Anybody can rap about shoving the gross national product of a Third World dictatorship into the G-strings of exotic dancers every night. But it takes a twisted genius to make a boozy strip-club cry of "Shit, I got money in all my pockets!" sound like a joyous affirmation of being alive, as the Ying Yang Twins do on U.S.A. Still United's "Wiggle Then Move." A victory lap following the runaway success of United State Of Atlanta and its ubiquitous single "Wait (The Whisper Song)," Still United assembles nearly 50 minutes of remixes, outtakes, and collaborations that, to paraphrase Selma Blair in A Dirty Shame, promote the art of dance as practiced in strip clubs throughout the South. On tracks like the insanely catchy "Git It," the Ying Yang Twins act as if the entire sex industry will crumble and every strip club will be transformed into a monastery unless it cranks out a never-ending supply of irresistible strip-club anthems. Superproducer Mr. Collipark serves up an inspired variation on his signature "intimate club music" throughout the disc, lacing the Twins with sex-saturated synthesizers, leeringly lascivious grooves, and infectiously sleazy red-light-district atmosphere. Still United should serve as the soundtrack to strip-club decadence for years to come, but guest Bubba Sparxxx adroitly nails the Twins' overriding philosophy when he coos "You ain't gotta sell sex, girl / It sells itself." On Still United, business is booming.

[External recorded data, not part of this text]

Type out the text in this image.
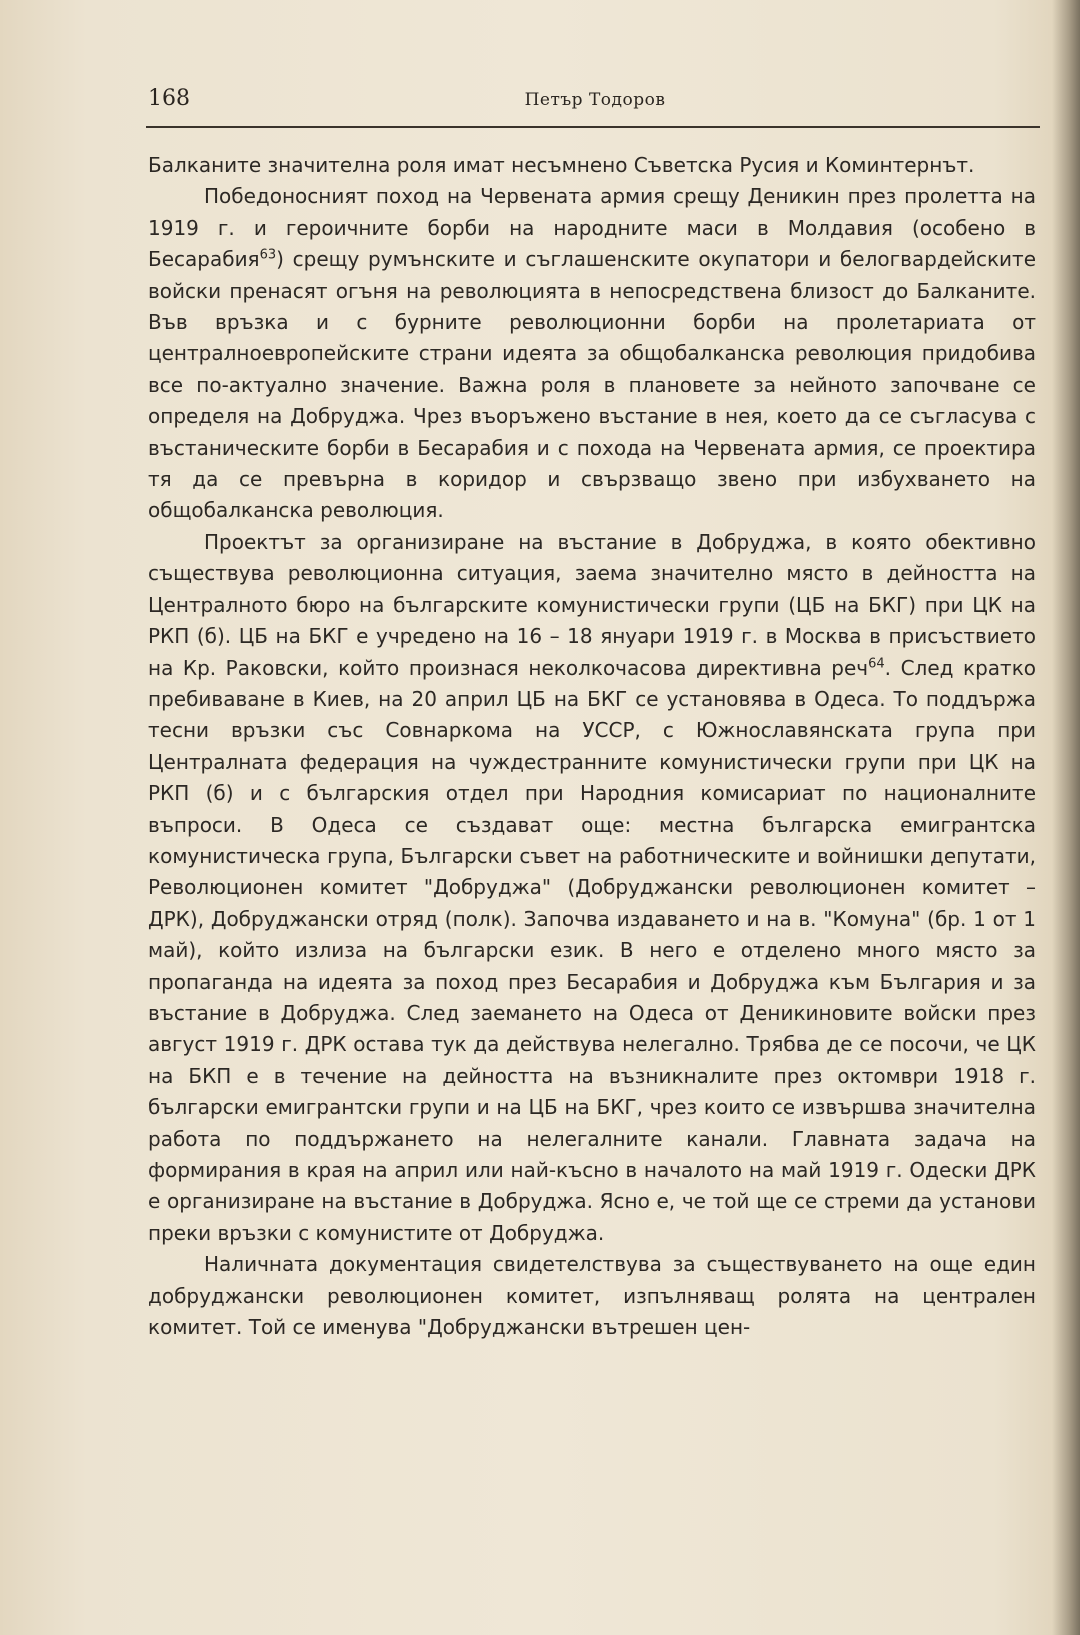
168	Петър Тодоров

Балканите значителна роля имат несъмнено Съветска Русия и Коминтернът.

Победоносният поход на Червената армия срещу Деникин през пролетта на 1919 г. и героичните борби на народните маси в Молдавия (особено в Бесарабия$^{63}$) срещу румънските и съглашенските окупатори и белогвардейските войски пренасят огъня на революцията в непосредствена близост до Балканите. Във връзка и с бурните революционни борби на пролетариата от централноевропейските страни идеята за общобалканска революция придобива все по-актуално значение. Важна роля в плановете за нейното започване се определя на Добруджа. Чрез въоръжено въстание в нея, което да се съгласува с въстаническите борби в Бесарабия и с похода на Червената армия, се проектира тя да се превърна в коридор и свързващо звено при избухването на общобалканска революция.

Проектът за организиране на въстание в Добруджа, в която обективно съществува революционна ситуация, заема значително място в дейността на Централното бюро на българските комунистически групи (ЦБ на БКГ) при ЦК на РКП (б). ЦБ на БКГ е учредено на 16 – 18 януари 1919 г. в Москва в присъствието на Кр. Раковски, който произнася неколкочасова директивна реч$^{64}$. След кратко пребиваване в Киев, на 20 април ЦБ на БКГ се установява в Одеса. То поддържа тесни връзки със Совнаркома на УССР, с Южнославянската група при Централната федерация на чуждестранните комунистически групи при ЦК на РКП (б) и с българския отдел при Народния комисариат по националните въпроси. В Одеса се създават още: местна българска емигрантска комунистическа група, Български съвет на работническите и войнишки депутати, Революционен комитет "Добруджа" (Добруджански революционен комитет – ДРК), Добруджански отряд (полк). Започва издаването и на в. "Комуна" (бр. 1 от 1 май), който излиза на български език. В него е отделено много място за пропаганда на идеята за поход през Бесарабия и Добруджа към България и за въстание в Добруджа. След заемането на Одеса от Деникиновите войски през август 1919 г. ДРК остава тук да действува нелегално. Трябва де се посочи, че ЦК на БКП е в течение на дейността на възникналите през октомври 1918 г. български емигрантски групи и на ЦБ на БКГ, чрез които се извършва значителна работа по поддържането на нелегалните канали. Главната задача на формирания в края на април или най-късно в началото на май 1919 г. Одески ДРК е организиране на въстание в Добруджа. Ясно е, че той ще се стреми да установи преки връзки с комунистите от Добруджа.

Наличната документация свидетелствува за съществуването на още един добруджански революционен комитет, изпълняващ ролята на централен комитет. Той се именува "Добруджански вътрешен цен-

Buzzed-about UK rapper Lady Sovereign was famously only 19 when Jay-Z signed her to Def Jam, but part of her appeal is that she sounds much, much younger. On Vertically Challenged, an eight-song EP featuring two different versions apiece of "A Little Bit of Shhh," "Random," and "Fiddle With The Volume," the chipmunk-voiced rapper exudes the giddy delight of a child making homemade radio shows on a clunky old tape recorder. Sovereign's beats are pure UK, grimy and busy, full of pummeling drums and sinister whines. But the manic playfulness of her delivery and wordplay recall Missy Elliott. Lady Sovereign oozes charisma, star power, and near-toxic levels of cheekiness. It remains to be seen whether that'll be enough to secure her Ying Yang Twins-level sales in the States, but judging from the almost imperial confidence with which she raps, it's apparent that she's already a towering icon in her own mind.